Parallel Bootstrap t-procedure for confidence bands

267 views Asked by At

I'm implementing a bootstrap-t procedure for confidence bands for a statistic. Here is my code:

 #Compute bootstrap variance
bt.var<-function(x,statistic,R=10000){
    var(replicate(R,statistic(sample(x,replace=T))))
} 

#Compute studentized bootstrap statistic
bt.one.student<-function(x, statistic.0, statistic,R=10000){
    (statistic(x)-statistic.0)/sqrt(bt.var(x,statistic,R))
}


#Compute 95% confidence bands
bt.student<-function(x,statistic,R1=10000,R2=10000){
    statistic.0<-statistic(x)
    one.boot<-function(x,statistic.0,statistic,R2){
        x.star<-sample(x,replace=T)
        theta.hat<-statistic(x.star)
        out<-bt.one.student(x.star,statistic.0,statistic,R2)
        c(theta.hat,out)
    }
    output<-replicate(R1, one.boot(x,statistic.0,statistic,R2))
    var.est<-var(output[1,])
    q<-quantile(output[2,], c(0.025, 0.975))
    c(statistic.0-sqrt(var.est)*q[2], statistic.0-sqrt(var.est)*q[1])
} 

Since I want to implement the function bt.student() using the parallel package to take advantage of multi-cores, I'm using the following code:

library(parallel)
cl<-makeCluster(detectCores())
bt.var<-function(x,statistic,R=10000){
          var(parSapply(cl, 1:R, function(i) statistic(sample(x,replace=T))))
}

bt.one.student<-function(x, statistic.0, statistic,R=10000){
    (statistic(x)-statistic.0)/sqrt(bt.var(x,statistic,R))
}

one.boot<-function(x,statistic.0,statistic,R2){
        x.star<-sample(x,replace=T)
        theta.hat<-statistic(x.star)
        out<-bt.one.student(x.star,statistic.0,statistic,R2)
        c(theta.hat,out)
    }

bt.student<-function(x,statistic,R1=10000,R2=10000){
    statistic.0<-statistic(x)
    output<-parSapply(cl, 1:R1, function(i) one.boot(x,statistic.0,statistic,R2) )
    var.est<-var(output[1,])
    q<-quantile(output[2,], c(0.025, 0.975))
    c(statistic.0-sqrt(var.est)*q[2], statistic.0-sqrt(var.est)*q[1])
}

clusterExport(cl, c("bt.var","bt.one.student","one.boot"))

clusterSetRNGStream(cl)

x<-rnorm(40,mean=3,sd=2)

clusterExport(cl, "x")

bt.student(x,mean,R1=150,R2=150)

I get the following error: Error in checkForRemoteErrors(val) : 4 nodes produced errors; first error: could not find function "parSapply"

Do you know why I get this error?
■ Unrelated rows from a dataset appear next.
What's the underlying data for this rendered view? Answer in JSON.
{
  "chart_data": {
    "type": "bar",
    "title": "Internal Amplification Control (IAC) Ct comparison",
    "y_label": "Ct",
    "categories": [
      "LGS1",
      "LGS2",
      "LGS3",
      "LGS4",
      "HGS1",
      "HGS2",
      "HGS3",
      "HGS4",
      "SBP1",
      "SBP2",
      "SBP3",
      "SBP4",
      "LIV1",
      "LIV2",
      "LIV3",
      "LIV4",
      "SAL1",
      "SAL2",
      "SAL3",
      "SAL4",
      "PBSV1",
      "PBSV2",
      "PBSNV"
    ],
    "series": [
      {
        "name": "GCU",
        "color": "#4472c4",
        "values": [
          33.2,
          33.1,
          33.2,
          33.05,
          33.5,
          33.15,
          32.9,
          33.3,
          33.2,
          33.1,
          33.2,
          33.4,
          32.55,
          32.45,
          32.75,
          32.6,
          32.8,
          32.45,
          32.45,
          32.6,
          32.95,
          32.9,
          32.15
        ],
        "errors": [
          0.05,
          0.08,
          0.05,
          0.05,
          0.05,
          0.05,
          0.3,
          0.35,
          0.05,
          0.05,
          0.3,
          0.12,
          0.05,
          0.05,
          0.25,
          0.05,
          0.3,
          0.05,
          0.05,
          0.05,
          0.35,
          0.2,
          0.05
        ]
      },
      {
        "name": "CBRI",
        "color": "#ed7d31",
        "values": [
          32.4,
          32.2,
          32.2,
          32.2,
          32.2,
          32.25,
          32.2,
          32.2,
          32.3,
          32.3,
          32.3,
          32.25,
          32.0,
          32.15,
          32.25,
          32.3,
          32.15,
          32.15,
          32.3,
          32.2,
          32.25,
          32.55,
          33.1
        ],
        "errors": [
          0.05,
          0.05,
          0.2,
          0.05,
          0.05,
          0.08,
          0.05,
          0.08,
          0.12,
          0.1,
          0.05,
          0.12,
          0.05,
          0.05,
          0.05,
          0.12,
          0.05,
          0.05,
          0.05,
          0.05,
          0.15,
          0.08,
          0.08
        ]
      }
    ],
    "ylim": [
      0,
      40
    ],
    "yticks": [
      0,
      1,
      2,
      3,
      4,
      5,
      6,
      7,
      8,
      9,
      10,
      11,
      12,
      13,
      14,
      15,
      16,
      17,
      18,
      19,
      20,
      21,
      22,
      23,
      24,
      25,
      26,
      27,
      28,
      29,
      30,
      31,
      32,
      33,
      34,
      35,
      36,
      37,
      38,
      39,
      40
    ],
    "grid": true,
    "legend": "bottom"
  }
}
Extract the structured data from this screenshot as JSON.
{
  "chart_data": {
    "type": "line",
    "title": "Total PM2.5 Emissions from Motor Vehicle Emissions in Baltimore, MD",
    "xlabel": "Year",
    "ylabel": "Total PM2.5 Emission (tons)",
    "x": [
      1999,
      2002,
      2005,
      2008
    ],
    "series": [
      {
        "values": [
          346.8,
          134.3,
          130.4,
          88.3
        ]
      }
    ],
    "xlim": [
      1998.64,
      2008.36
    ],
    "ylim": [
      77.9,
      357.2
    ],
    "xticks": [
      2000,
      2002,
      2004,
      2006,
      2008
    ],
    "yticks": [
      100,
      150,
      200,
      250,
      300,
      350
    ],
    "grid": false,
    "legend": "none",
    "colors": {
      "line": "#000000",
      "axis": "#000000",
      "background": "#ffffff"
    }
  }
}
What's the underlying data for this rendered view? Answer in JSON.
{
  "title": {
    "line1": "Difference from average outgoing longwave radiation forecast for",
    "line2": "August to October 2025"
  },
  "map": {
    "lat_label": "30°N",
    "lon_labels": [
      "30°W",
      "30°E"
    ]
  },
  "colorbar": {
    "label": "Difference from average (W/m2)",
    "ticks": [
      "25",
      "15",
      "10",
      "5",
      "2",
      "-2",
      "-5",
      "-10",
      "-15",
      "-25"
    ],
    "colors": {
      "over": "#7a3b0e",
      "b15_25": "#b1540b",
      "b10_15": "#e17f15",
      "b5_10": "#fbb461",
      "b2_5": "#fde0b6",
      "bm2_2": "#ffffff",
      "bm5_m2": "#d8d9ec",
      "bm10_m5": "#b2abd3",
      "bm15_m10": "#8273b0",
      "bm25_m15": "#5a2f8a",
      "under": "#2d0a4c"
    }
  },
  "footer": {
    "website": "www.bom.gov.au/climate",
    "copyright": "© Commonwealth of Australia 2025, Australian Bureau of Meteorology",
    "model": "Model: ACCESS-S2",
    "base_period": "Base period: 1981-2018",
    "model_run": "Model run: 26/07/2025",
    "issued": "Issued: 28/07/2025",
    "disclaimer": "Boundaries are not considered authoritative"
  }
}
I have to use parSapply since there is no parallel equivalent replicate in the parallel package.

2

There are 2 answers

0
Steve Weston On BEST ANSWER

It looks like you're trying to use nested parallelism, which is rather tricky to do, and often isn't necessary. To make your example work, you'd have to create a cluster object on each worker, but then you'll have way too many workers which could horribly bog down your machine.

I suggest that you revert "bt.var" to the original sequential version, and only use "parSapply" in "bt.student". That gives you 10,000 good sized tasks, which should work well and make good use of your cores.

3
Oliver Keyes On

Because the newly-spawned R processes are newly-spawned - i.e., they're default processes. That means that they don't have the parallel package loaded locally.

Try adding clusterEvalQ(cl, library(parallel)).